When I joined full time, I moved to a new team that was formed last year, so it felt like I was starting over at Intuit again. Later, I realized I felt confident asking questions and working on some code in the first week because I knew what the product was about, I knew the insights of the process to deploy, and I wasn’t scared of all the acronyms we use (there are a lot). I knew who to ask for something and who could help me get more involved. I was assigned a great buddy I already knew and wasn’t scared to ask them simple questions.

What skills did you learn during your internship that you still use today?

Being able to ask the right questions so that you can share your knowledge with others and help everyone grow is one of the most important skills I learned during my internship. I was really interested in how such a big company communicates so I got into understanding the documentation, how to approach writing pull requests, and where to look for help, which has allowed me to move up faster as a full-timer.

How does Intuit help nurture and develop young talent, and what has helped you grow in your career here so far?

Intuit has amazing programs for young talent. I can access courses on a variety of topics for my personal and professional growth. There are also many other resources to help with the transition to full-time work, like Udemy access and O’Reilly Online Learning. The Udemy courses have helped me understand a lot of new concepts about front-end development, which are constantly changing and evolving and are very different from when I interned at Intuit. Finally, I’ve had many meetings with more senior employees to help me understand the possible paths of growth at Intuit.

Tell us about your interest in the Tech Women @ Intuit program. Why do you think initiatives like this one are so important to a company’s culture?

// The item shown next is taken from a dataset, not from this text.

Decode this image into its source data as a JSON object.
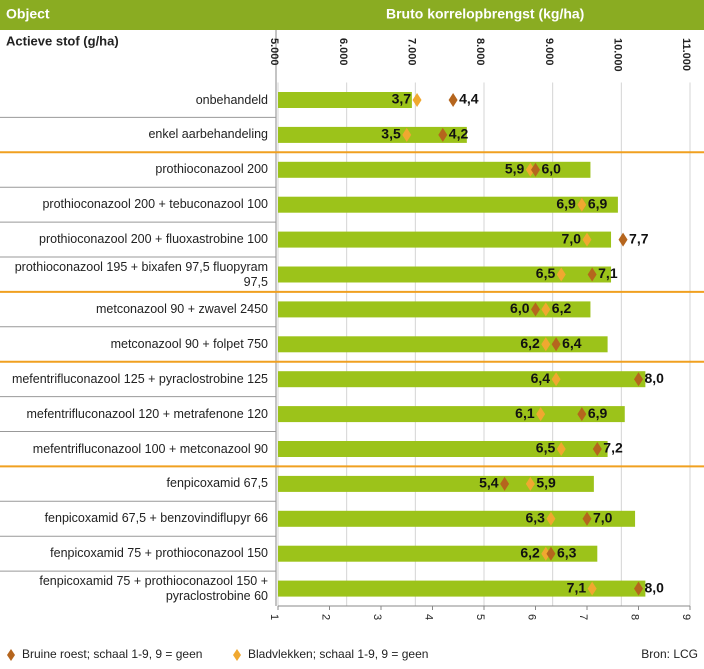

I think it all comes back to representation. As I mentioned before, my first manager at Intuit was a Latina and it made my experience so much better. The program opens doors for so many others and really levels the playing field. It provides a comfort zone to women in need of a stronger connection at the workplace, and it connects great minds.

How important is it to gain internship experience in engineering? How has it benefited you in your career?

Engineering is evolving faster than ever, and it is difficult to learn exactly what you will be working on as a full-time employee. An internship will open so many doors, and sometimes it’s not even because of the tools you learned but because you’ll learn how to work in that certain environment.

Even if it’s not an internship in engineering, you’ll still benefit. For example, you can learn from different industries, customers, and use cases in a real-world market. Take the risk when you are young.

What advice do you have for interns just starting out in their careers?

Don’t be shy and talk to people at the company. You will never know how much value a small coffee chat will bring to your experience during an internship. For me, it helped me understand the value I could bring to the company with a small project. And you’ll make great friends who can help you in your future professional endeavors!